Goodwill localization

At the peak of its success, Power Machines developed the GT-65 unit, relying on it and the CCGT on its basis to replace numerous obsolete steam turbines with a capacity of up to 110 MW. Mosenergo, which supported the project, was soon eliminated - why risk sponsoring the expensive development and fine-tuning of a Russian gas turbine, when you can buy a finished foreign turbine and still get a refund for it under CDA agreements. In 2011, Power Machines, in fact, abandoned the independent development of this subject, transferring the SKB of gas turbines, which had been working at LMZ since 1956, to the new Siemens Gas Turbine Technologies, which acquired Interturbo, and the assets in the joint venture redistributed in favor of Siemens (65%).

The first turbine SGT5-2000E has already been assembled at the newly opened plant; the share of domestic suppliers in it is still about 12% at cost price. But, according to the general director of STGT, Niko Petzold, the company intends to increase it to 70% in accordance with the targets set by the Russian government. According to him, several Russian companies are now being considered and are undergoing appropriate certification. There are no direct binding documents prescribing a localization program, but the demand from state-owned companies often already requires a certain degree of product localization. Therefore, says the top manager, only by expanding the range and improving the quality of localization, it is possible to gain wider access to the rather competitive Russian market of gas turbine products.
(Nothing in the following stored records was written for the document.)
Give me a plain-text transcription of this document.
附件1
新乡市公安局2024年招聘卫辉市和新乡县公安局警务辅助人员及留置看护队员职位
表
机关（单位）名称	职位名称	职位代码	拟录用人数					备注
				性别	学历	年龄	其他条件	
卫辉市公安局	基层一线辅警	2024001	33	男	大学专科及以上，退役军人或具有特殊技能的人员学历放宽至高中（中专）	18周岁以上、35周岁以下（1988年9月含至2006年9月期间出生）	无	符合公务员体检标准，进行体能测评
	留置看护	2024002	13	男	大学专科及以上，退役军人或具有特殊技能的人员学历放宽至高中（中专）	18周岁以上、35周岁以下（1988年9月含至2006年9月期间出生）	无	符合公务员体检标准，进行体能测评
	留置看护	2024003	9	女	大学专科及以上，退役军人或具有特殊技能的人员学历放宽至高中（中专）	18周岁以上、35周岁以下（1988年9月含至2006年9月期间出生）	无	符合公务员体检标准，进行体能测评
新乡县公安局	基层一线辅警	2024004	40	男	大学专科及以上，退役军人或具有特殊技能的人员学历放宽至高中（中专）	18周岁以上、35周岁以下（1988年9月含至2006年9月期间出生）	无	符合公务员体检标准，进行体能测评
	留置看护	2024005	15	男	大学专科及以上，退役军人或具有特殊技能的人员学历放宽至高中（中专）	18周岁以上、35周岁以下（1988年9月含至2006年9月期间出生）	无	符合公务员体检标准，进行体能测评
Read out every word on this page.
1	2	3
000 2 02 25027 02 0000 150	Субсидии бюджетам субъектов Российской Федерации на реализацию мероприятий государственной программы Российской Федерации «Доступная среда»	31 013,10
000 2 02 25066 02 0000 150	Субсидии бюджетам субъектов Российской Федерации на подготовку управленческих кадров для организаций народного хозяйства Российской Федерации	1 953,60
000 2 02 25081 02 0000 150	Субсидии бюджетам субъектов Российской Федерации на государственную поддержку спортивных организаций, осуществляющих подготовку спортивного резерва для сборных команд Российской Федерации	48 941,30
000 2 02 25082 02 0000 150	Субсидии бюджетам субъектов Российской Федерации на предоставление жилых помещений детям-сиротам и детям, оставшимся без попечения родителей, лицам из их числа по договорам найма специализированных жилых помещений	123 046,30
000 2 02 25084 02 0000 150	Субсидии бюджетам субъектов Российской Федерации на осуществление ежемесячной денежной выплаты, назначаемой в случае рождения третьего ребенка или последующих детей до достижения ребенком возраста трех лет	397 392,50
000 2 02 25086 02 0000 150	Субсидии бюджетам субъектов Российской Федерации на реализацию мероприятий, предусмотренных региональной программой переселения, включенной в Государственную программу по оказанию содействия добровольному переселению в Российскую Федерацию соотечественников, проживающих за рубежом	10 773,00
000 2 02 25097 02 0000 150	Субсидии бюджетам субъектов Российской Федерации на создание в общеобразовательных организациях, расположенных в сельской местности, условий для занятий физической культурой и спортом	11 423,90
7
In particular, at the OMZ Spetsstal plant, says Alexander Lebedev, CTGT technical director, rotor parts for the next turbine - rotor discs, end parts (total 28 components) - have already been manufactured from a batch of forgings in the process of supplier certification. And this is a very responsible product, often coming from abroad.

The share of Russian manufacturers, including the supply of high-tech components through their gradual certification in accordance with Siemens standards, will gradually increase. Domestic components will also be used in turbines intended for foreign markets.